Heading into Thursday’s matchup against No. 19 Colorado, the unranked Wolverines looked to improve in all areas. They weren’t perfect, but they certainly showed growth and potential — specifically in communication and connection.

Michigan (4-2-1 overall) played to a 1-1 draw against the Buffaloes (5-0-2) in a balanced, aggressive match characterized by the Wolverines’ strong team chemistry.

“I think our biggest strength today was just playing as a team,” senior forward Dani Wolfe said. “This is a new team, we lost a lot of people last year and we have a lot up and coming, and I think this is one of the first games that we’ve put it together as a team.”

From the opening whistle, Michigan looked dynamic and connected. An early string of passes led to a corner kick in the third minute, the first of five total corners for the Wolverines. A through ball in the 10th minute led to another chance in the box, and a one-two play in the 25th minute – one of many throughout the game – facilitated the second shot of the night for senior forward Lily Farkas.

Colorado matched Michigan’s opening energy, generating back-and-forth action in the first 25 minutes. But with her third shot of the game in the 26th minute, Farkas broke the ice and put the Wolverines on the board. She used a quick scissors move to beat a defender on the left flank and shot across the goalkeeper, netting the ball in the bottom right corner of the goal.

“Lily is a huge threat offensively,” Wolfe said. “She clearly scores many goals, she’s strong in tackles … she’s just the perfect attacking mid.”

With Farkas at the helm, the Michigan offense finished the game with 16 shots, seven of which were on target. The Buffaloes ended with 15 shots, three of which were on goal.

A major chance for the Wolverines to extend their lead came in the 59th minute, when junior forward Sammi Woods delivered a ball to Wolfe at the top of the 6-yard box. Wolfe failed to capitalize though, as her shot went just wide of the right post. 

Despite being unable to finish, the chance illustrated Michigan’s improved team connection; it was sparked by through balls and one-two passes.

“Non-conference is the time for building chemistry and building connection on and off the field,” Michigan coach Jen Klein said. “(It’s the time for) learning each other’s tendencies and really getting into that good possession zone. I thought tonight we did quite well with it.”

The Wolverines’ team chemistry showed on defense as well. Michigan’s defensive game plan centered around eliminating options in order to make Colorado’s plays more predictable. By consistently tracking back and defending together as a whole team, the Wolverines accomplished that objective.

The equalizer came in the 77th minute when a collision between fifth-year goalkeeper Izzy Nino and an opposing player allowed the Buffaloes a penalty kick, which forward Civana Kuhlmann converted into a score. 

Michigan had a few chances to take the lead in the final 13 minutes, the closest of which occurred with five minutes left on the clock. Junior defender Sarah Bridenstine crossed the ball to Woods in front of the goal, but Woods’ header soared just wide of the net.
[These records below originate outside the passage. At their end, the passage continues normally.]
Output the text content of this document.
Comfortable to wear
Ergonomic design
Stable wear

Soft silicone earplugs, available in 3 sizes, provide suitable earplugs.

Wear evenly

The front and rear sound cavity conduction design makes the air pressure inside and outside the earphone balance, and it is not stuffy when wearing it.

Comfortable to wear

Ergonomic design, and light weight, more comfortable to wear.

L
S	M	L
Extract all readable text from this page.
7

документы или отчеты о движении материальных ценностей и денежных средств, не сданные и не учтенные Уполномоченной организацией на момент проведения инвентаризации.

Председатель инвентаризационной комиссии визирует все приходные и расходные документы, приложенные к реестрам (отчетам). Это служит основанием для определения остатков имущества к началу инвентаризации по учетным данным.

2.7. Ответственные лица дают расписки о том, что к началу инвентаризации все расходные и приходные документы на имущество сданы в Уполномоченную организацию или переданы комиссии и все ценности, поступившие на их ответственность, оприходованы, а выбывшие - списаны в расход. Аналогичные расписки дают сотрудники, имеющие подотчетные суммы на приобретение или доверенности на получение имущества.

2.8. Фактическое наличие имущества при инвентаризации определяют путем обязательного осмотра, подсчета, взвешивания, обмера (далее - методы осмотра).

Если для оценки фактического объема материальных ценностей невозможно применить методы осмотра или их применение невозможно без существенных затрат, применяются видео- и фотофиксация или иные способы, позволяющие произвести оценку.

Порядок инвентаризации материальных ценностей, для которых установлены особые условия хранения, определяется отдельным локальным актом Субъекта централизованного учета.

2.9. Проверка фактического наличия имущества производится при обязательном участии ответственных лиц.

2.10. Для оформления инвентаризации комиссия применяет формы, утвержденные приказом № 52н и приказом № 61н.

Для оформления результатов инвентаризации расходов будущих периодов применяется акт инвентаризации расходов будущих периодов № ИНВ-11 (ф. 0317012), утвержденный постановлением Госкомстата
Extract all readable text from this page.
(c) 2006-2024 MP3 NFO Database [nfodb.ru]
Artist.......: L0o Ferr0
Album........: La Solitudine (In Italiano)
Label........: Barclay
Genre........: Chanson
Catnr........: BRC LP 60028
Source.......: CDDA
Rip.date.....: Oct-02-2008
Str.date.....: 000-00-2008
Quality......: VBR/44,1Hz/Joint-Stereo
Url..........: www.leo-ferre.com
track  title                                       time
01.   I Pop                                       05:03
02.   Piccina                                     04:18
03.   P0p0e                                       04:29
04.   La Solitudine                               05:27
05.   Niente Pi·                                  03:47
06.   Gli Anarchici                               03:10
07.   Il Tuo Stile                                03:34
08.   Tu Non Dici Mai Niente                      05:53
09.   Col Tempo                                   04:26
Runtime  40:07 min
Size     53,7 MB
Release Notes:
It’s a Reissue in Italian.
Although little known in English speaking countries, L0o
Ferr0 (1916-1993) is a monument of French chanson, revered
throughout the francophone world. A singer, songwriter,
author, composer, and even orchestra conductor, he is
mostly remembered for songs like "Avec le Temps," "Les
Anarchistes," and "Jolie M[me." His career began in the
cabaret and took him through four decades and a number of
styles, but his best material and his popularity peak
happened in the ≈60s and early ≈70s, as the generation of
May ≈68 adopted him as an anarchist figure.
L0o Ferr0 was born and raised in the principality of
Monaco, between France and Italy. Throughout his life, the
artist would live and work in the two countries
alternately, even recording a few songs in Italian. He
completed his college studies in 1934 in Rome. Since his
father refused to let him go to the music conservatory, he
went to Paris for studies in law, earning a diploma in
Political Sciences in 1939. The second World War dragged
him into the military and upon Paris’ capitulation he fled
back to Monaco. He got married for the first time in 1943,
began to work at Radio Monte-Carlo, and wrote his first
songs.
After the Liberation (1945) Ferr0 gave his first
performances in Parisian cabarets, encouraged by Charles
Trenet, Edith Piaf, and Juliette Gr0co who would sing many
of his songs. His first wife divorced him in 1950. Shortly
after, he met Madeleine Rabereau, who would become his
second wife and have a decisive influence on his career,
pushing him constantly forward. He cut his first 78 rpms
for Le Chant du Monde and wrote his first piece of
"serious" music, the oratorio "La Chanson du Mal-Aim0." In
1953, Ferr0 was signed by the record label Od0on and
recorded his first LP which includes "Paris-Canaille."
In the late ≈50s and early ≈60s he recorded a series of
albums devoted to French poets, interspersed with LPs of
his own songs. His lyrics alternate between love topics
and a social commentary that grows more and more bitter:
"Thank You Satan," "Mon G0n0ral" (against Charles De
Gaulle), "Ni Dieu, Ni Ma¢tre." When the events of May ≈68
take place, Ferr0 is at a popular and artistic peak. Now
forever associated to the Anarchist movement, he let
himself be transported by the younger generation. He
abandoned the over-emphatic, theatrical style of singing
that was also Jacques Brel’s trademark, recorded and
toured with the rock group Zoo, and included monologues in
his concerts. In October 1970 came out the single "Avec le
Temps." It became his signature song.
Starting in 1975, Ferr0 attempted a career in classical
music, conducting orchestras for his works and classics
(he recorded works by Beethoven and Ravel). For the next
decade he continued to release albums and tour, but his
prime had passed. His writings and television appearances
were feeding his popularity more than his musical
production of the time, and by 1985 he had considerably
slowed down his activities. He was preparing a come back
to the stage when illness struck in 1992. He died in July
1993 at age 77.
“It’s unfortunate to give away a PK,” Klein said. “But I thought … our ability to generate opportunities to give ourselves a chance was a great response by our girls.”

The Wolverines walked off the field on Thursday with a twinge of disappointment, but it was coupled with a recognition of their improved team chemistry.

As Klein acknowledged, non-conference is the time for that connection to progress. 

But as the Wolverines head into their final game before Big Ten play, the time to finish developing that chemistry is running out.